Honduras
El desastre en que se encuentra la red vial capitalina es visible en el centro de la ciudad.
Enormes agujeros amenazan con convertir en caminos de terracería las principales calles del centro histórico de Tegucigalpa, la calle que conduce al estadio Nacional Tiburcio Carías Andino y las que conducen a Comayagüela, entre otras.
A diario, decenas de denuncias llegan a las oficinas de EL HERALDO exigiendo a las autoridades que enfrenten este problema. Aunque ya se habla de un presupuesto de 200 millones de lempiras para reparaciones, los capitalinos hacen como Santo Tomás: "Hasta no ver, no creer".
Miles de conductores que circulan a diario por esas zonas de la ciudad deben hacer verdaderas maniobras para llegar a su destino en las enormes filas que se forman a causa de los agujeros.
Entre baches, tragantes sin tapaderas y conductores abusivos, circular por la zona implica estrés, gasto de tiempo y de combustible.
"Por el mal estado de las calles, debo cambiarle cada tres meses los amortiguadores a mi unidad", aseguró Rafael Galo Zúniga, taxista que recorre frecuentemente las vías que conducen al centro.

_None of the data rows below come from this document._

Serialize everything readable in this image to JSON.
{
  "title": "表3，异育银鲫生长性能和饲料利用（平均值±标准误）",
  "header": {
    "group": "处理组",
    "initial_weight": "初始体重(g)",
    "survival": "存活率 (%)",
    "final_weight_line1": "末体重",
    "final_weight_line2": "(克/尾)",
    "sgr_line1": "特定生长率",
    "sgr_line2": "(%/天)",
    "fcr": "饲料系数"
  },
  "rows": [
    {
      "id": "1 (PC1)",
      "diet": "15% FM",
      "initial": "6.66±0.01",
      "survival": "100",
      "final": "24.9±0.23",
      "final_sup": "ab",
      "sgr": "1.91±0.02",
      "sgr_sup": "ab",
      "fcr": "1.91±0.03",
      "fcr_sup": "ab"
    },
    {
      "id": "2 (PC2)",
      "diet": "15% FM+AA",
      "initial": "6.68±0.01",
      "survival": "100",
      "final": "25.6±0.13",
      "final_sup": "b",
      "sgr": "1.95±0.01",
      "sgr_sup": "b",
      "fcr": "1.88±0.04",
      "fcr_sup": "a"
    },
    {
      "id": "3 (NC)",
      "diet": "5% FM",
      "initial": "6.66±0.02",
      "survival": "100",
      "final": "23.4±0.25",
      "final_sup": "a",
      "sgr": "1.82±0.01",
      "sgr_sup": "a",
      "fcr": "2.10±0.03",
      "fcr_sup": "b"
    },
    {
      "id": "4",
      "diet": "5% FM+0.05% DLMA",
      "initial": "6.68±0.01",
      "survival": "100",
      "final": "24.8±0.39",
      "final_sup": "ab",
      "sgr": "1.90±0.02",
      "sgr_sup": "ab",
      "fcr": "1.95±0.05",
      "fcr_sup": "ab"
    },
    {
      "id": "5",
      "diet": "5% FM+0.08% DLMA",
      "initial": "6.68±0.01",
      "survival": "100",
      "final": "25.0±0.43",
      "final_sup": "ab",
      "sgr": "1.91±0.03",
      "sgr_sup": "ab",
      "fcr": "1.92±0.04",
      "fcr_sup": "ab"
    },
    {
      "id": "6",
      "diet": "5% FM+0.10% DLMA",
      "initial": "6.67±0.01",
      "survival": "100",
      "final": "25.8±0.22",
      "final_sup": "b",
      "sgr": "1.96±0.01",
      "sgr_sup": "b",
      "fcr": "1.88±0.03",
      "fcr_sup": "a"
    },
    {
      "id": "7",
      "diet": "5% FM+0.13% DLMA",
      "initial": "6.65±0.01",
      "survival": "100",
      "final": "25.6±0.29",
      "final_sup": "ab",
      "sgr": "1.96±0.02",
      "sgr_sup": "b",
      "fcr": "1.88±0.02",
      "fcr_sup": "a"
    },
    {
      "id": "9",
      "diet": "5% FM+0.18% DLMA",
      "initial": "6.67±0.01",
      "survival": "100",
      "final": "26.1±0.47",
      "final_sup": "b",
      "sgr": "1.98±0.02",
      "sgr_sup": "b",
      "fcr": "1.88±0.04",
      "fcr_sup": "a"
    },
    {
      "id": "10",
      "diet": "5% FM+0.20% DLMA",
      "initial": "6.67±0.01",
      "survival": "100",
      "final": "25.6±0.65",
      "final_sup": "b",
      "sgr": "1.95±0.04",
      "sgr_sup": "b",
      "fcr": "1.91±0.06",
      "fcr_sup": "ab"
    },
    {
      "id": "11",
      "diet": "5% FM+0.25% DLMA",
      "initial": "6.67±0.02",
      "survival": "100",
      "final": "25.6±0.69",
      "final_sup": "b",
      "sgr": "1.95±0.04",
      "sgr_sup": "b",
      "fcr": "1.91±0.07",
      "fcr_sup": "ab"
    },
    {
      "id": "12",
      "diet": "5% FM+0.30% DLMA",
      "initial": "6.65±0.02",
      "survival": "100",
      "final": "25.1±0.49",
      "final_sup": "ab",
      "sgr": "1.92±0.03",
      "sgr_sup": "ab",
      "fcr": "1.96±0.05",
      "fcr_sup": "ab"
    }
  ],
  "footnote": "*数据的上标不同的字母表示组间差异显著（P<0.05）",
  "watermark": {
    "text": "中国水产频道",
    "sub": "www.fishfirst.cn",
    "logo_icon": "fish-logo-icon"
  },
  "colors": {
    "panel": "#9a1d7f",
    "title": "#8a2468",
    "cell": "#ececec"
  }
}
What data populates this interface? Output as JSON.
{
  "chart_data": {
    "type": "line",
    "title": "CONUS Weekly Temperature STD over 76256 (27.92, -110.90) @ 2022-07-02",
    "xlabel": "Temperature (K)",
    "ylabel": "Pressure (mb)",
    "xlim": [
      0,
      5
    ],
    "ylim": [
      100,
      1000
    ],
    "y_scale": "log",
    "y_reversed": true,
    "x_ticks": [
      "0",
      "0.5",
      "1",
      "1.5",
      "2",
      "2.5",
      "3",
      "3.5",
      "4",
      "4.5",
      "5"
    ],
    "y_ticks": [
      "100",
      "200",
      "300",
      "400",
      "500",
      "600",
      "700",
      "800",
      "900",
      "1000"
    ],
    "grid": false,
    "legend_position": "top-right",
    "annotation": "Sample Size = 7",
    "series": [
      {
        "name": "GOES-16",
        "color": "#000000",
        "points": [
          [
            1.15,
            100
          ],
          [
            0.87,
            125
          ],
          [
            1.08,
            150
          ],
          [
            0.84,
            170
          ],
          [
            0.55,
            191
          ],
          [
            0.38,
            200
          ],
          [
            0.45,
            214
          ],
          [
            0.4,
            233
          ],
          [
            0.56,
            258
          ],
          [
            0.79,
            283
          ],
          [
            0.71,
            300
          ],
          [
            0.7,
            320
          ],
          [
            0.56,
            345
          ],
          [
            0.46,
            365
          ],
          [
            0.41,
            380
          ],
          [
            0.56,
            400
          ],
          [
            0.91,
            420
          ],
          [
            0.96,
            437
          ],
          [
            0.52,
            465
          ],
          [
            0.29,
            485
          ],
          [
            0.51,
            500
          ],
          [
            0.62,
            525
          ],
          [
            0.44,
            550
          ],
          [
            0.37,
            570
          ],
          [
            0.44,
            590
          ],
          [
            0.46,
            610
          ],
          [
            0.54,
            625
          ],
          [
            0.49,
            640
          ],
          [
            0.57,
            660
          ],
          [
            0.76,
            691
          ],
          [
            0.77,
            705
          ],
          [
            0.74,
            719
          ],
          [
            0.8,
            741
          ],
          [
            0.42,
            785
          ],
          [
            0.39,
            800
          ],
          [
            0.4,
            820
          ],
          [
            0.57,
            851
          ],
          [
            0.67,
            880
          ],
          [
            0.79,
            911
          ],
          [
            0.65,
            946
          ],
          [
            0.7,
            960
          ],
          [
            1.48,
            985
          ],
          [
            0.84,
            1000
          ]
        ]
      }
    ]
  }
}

Uno de los lugares más conflictivos es la calle que viene del Estadio Nacional y que pasa por la parte de atrás del Congreso Nacional, en varios tramos el pavimento es inexistente y al final del puente La Isla hay dos tragantes sin tapadera, lo que obliga a los conductores a compartir un solo carril, causando un gran embotellamiento.
Según Galo Zúniga, este sector de la ciudad se encuentra en pésimo estado "hace aproximadamente tres años, desde la última vez que fue reparado", dijo.
Otro de los lugares que también presenta problemas es el lado este del puente Mallol, en donde también se encuentran dos tragantes sin tapaderas que provocan que los usuarios de este acceso conduzcan cuidadosamente y a vuelta de rueda. "No solo estos tramos de la capital se encuentran en mal estado, a cualquier lugar que vaya se va a encontrar con un bache del que puede escapar, pero después puede caer en otro igual o peor", continuó el conductor.
Una de las avenidas que presenta severos daños en su capa asfáltica es la Paz Barahona en la que se encuentran algunos baches que frenan la circulación de automóviles. "A las autoridades le pedimos que inviertan en la ciudad, que utilicen los impuestos que pagamos para el bien de todos", dijo María López, una capitalina que circulaba hacia el centro en su vehículo. Capitalinos como ellos esperan que la relación positiva que existe entre el alcalde capitalino y el presidente Porfirio Lobo Sosa sea el primer paso para obtener los fondos que permitirán recuperar la red vial.